My least favorite part of having a mental to-do list is that I haven’t yet compiled it into a written, tangible to-do list. The penultimately worst part is knowing there are so many things to do that aren’t on my immediate to do list, so that they get relegated to the larger, long-term to do list that makes me sigh with frustration. For each time I silently wish for a full week of nothing to do but my to-do list, I have to make a mental note to wish for an additional week once all primary to-do’s are done so that I can get to the second-tier.
I have things that don’t belong to me: books borrowed from people that I’m not going to read or that I have read, including an entire comic book run (how do I transport that back to Kansas City for Christmas? Do I bite the bullet and mail it?), DVDs I haven’t watched in months and won’t watch for another few months. There are shelves sitting beside my book case that I meant to hang a year ago and another stack of smaller shelves in the closet that I bought but haven’t set up. And where there are un-hung shelves, there are pictures and knick-knacks and clutter, much of which should just be discarded anyway – yet another thing to do. There is my grand-parents’ typewriter that I want to get working again; old clothes to be taken to Goodwill; serving the community I keep wanting to do with my church; an impending oil-change; organization of financial records.
But this is the way these things go, you never get as much done as you want to. I’m notorious with myself for trying to pack usefulness into every spare second of the day and failing without fail.
But now, between now and the end of the year, I see some very achievable things to be done that almost always make my to-do lists.
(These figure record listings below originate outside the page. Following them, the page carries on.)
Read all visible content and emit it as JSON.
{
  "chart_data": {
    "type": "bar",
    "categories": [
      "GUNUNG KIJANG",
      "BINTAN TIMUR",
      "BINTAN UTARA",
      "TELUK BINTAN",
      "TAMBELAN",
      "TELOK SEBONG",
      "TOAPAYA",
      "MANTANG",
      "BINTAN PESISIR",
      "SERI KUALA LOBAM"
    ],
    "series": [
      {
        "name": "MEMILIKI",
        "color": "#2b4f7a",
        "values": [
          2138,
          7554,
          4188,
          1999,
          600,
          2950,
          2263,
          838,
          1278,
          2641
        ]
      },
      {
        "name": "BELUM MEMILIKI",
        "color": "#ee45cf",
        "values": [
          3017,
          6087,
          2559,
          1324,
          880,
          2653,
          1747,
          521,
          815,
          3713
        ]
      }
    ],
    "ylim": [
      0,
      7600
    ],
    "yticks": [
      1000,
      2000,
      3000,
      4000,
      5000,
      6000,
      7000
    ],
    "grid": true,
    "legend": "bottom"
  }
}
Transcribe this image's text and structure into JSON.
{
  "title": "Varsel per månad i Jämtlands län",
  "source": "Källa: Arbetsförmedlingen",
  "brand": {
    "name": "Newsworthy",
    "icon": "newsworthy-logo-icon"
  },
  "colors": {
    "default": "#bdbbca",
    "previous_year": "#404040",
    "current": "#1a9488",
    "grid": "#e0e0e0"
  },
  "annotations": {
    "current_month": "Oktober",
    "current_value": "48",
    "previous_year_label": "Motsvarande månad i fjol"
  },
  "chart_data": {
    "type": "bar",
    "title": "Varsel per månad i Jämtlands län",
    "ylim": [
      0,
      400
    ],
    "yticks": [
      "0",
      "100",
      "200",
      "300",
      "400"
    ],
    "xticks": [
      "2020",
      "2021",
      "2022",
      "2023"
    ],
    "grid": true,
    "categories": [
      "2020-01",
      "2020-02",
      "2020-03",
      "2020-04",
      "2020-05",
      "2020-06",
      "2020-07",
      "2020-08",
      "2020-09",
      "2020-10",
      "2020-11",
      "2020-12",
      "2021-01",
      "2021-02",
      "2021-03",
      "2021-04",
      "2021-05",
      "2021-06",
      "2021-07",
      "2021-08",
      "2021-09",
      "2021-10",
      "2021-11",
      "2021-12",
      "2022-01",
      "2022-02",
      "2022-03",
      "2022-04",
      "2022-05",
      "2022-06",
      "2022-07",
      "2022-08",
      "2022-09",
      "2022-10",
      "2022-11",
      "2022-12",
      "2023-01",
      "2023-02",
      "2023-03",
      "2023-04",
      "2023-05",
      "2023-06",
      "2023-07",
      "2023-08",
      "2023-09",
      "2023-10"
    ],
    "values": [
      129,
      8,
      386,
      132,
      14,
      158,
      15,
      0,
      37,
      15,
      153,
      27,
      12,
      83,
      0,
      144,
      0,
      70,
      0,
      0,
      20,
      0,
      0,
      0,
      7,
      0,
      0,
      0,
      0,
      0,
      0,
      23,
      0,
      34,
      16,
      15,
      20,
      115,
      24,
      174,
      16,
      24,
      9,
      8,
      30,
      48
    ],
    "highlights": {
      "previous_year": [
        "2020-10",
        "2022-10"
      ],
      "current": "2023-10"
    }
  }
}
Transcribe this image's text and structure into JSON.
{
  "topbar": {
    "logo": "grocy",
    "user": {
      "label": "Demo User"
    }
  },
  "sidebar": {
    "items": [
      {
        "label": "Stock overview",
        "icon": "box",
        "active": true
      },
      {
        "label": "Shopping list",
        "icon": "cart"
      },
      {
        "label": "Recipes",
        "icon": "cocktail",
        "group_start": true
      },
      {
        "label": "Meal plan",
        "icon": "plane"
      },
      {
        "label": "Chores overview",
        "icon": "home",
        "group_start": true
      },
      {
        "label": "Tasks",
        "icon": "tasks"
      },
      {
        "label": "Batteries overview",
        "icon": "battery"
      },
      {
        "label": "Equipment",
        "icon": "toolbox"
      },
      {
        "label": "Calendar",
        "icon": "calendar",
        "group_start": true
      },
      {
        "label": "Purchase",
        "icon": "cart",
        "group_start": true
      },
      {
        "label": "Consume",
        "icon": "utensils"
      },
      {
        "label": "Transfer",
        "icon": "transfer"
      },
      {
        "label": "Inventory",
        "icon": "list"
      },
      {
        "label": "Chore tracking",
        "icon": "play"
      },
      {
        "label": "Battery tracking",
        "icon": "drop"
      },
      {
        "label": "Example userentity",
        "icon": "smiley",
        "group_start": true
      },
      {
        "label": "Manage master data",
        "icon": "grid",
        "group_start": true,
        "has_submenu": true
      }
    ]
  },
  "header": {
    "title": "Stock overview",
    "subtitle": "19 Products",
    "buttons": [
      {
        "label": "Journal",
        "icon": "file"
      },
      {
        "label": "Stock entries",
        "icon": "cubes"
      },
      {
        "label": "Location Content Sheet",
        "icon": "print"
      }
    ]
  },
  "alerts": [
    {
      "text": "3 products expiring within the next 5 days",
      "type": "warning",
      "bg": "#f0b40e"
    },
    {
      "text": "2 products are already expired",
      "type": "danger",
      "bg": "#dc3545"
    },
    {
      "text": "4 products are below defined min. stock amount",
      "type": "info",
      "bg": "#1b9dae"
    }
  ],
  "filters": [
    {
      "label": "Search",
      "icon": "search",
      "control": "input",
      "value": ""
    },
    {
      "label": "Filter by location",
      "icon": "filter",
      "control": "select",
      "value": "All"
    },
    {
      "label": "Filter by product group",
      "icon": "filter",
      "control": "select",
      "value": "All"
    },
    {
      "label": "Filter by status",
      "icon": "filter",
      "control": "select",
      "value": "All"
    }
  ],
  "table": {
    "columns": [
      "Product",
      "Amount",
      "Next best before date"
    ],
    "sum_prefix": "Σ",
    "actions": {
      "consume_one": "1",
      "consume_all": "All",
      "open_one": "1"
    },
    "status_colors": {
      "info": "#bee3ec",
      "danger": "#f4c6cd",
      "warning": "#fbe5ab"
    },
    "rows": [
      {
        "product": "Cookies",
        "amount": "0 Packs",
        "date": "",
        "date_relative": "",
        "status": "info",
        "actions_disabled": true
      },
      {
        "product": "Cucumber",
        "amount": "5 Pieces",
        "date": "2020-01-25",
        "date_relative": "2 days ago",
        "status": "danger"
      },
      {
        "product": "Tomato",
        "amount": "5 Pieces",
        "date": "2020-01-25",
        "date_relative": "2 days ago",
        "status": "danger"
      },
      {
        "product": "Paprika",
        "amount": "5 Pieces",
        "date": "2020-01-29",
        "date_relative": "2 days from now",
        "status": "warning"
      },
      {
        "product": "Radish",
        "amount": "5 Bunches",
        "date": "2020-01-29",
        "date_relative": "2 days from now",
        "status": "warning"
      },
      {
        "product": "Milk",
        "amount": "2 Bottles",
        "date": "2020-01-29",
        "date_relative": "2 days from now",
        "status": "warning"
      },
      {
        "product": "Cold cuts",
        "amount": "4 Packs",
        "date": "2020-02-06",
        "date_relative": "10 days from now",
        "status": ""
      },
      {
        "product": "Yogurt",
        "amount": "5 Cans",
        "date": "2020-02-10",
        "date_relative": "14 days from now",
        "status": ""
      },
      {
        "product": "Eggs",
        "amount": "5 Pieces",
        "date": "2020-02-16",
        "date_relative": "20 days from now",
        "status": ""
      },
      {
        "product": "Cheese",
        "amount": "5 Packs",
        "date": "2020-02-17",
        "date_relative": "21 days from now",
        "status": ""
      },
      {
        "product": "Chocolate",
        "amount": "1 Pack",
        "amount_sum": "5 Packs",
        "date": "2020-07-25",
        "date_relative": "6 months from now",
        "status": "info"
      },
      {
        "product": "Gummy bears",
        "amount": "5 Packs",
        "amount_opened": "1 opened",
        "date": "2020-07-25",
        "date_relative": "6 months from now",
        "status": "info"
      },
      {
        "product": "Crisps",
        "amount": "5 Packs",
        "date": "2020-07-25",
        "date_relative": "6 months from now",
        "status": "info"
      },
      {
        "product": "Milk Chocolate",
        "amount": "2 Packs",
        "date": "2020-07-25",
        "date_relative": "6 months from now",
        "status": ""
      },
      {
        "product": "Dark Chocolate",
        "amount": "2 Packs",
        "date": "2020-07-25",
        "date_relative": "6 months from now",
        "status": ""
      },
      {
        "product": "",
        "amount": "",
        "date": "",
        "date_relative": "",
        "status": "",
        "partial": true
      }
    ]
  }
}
By the end of the month, I’m going to finish reading Freedom (almost to page 400 now), finish writing a screenplay, continue looking for a job – I have multiple leads in a few wildly different job markets – and continue daily devotionals, which include praying, reading in both the Old and New Testaments, and occasionally journaling. These things are doable.
Looking a little further ahead, which gets a little more dangerous, I’d like to complete two more short screenplays by the end of the year, totaling no more than 40 pages total, and have definitive plans to make one of three different short films in the first quarter of next year. The big goal right now, though, is, and has to be, getting a job. An industry job would be ideal and is possible, but any of a few different things will do. I’m getting antsy. My bank account is by no means dwindled, but neither can I describe it as full or robust.
Time is my problem. Organization can be a fickle friend. But things will happen and before long I’ll be longing for the ability to stay up until 3:45am writing a blog on a whim that was definitely not on today’s to-do list.